A la otra punta y más allá del arco político, el exiliado Carles Puigdemont, ha acusado a España en un tuit de espurio colonialismo al mantener su soberanía sobre dos ciudades que el experiodista gironí considera «africanas». Un argumento procedente del visionado rápido de una carta geográfica omitiendo el papel catalán no solo en la administración colonial española –particularmente en Cuba– sino en el tráfico de esclavos procedentes de África, además de haber sido las cajas de reclutamiento catalanas las más voluntarias y activas durante la referida guerra de África contra el sultán marroquí.

En medio de este paisaje político actual nos encontramos con las tibiezas de la izquierda, amiga de repartir derechos de autodeterminación a diestro y siniestro, con especial intensidad al espectral pueblo saharaui, o con las alicortas ambivalencias en los argumentos de conservadores y socialdemócratas, ceñidos a un lenguaje oficial hispánico que consiste en reivindicar Gibraltar por motivos geográficos al mismo tiempo que se considera innegociable la españolidad de Ceuta y Melilla –y no digamos de Canarias– por obvias razones históricas.

Lo que conviene tomar en consideración para una ‘realpolitik’ sensata es que solo la omnipresencia de los intereses norteamericanos –e israelíes– en la región del Estrecho nos libran de acabar en una nueva conflagración contra ‘los moros’. Estados Unidos, huelga señalarlo, se juega mucho tanto en España como en Marruecos, dado que nuestro país es uno de sus principales portaviones camino de Europa, el Mediterráneo y Oriente Medio, mientras que la monarquía alauita marroquí le es necesaria para contrapesar su diplomacia de equilibrios inestables entre árabes e israelíes.

Vivimos en un nuevo siglo, un nuevo tiempo en el que los litigios no se resuelven a cañonazos, pero en el que tampoco se puede ir por la geopolítica internacional en modo ingenuo, creyendo en la bondad innata de los pueblos y en el reparto equitativo de bienes y pertrechos. Conviene avanzar en fórmulas más imaginativas, combinativas incluso, dejando atrás esa visión nacionalista del mundo en el que parece imposible la coexistencia de etnias, lenguas o religiones distintas bajo un mismo ‘pabellón’. Vemos plagada la selección alemana de jugadores de origen turco, la francesa de africanos o la holandesa de moluqueños y, en cambio, somos incapaces de reconocer esas diferencias entre nosotros.
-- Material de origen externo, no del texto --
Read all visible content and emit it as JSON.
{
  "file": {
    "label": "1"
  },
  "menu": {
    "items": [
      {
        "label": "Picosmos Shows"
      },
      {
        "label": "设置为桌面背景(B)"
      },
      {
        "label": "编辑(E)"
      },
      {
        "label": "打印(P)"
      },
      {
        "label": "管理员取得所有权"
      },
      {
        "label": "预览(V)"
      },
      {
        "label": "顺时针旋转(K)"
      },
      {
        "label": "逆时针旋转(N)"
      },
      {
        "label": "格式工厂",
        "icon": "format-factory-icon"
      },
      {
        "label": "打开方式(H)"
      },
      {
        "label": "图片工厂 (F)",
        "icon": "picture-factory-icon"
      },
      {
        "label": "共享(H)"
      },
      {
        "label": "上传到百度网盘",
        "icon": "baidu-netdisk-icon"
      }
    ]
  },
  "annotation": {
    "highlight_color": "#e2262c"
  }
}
No hay soluciones fáciles para un mundo como el nuestro, atribulado por cientos de conflictos heredados, ni siquiera las conllevanzas orteguianas resultan cómodas. En el caso hispano-marroquí estamos condenados a pactar el entendimiento superando situaciones como las vividas esta última semana en el espigón de las playas rifeñas de Ceuta, dejando atrás siglo y medio de guerras con resultados diversos, escarceos, rivalidades y marchas ocupas. La Unión Europea debería ser la clave de bóveda para la pacificación de la región, que debe partir de un acuerdo para el Sáhara no en la ONU, sino entre Marruecos y Argelia con España y Francia como garantes –y financieros– del mismo.
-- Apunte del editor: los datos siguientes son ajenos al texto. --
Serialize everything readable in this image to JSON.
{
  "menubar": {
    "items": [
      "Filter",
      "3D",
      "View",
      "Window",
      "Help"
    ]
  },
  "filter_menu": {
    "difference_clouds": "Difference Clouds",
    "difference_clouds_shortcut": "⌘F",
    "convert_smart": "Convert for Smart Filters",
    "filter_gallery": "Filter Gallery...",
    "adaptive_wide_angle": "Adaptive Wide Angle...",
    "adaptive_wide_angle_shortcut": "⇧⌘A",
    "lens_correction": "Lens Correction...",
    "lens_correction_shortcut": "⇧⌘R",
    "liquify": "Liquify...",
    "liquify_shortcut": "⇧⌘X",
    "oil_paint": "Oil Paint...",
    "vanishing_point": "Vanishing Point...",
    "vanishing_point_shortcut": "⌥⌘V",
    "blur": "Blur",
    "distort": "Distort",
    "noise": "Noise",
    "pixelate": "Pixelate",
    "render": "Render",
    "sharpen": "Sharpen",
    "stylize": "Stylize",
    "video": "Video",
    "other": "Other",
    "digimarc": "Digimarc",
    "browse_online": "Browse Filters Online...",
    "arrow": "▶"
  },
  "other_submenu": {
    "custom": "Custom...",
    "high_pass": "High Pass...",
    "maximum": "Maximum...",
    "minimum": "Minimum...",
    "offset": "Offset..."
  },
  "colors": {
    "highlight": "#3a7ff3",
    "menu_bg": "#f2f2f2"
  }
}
Al mismo tiempo, hay que ir avanzando en la cogobernanza del peñón británico de Gibraltar bajo la premisa de que han de ser los gibraltareños los que decidan su futuro aunque renunciando a la piratería fiscal. Un estatuto que también debería servir para ir abriendo camino mental tanto en Ceuta como en Melilla, abocadas en las próximas décadas a convertirse en ciudades más abiertas desde el punto de vista internacional, centros de expansión del desarrollo económico del resto del territorio vecino, de cuyo progreso va a depender su destino final. Los anacronismos geográficos que la historia va legando hay que afrontarlos con imaginación y repartiendo equidad y riqueza. De lo contrario, la raíz de los conflictos perdurará por los siglos de los siglos.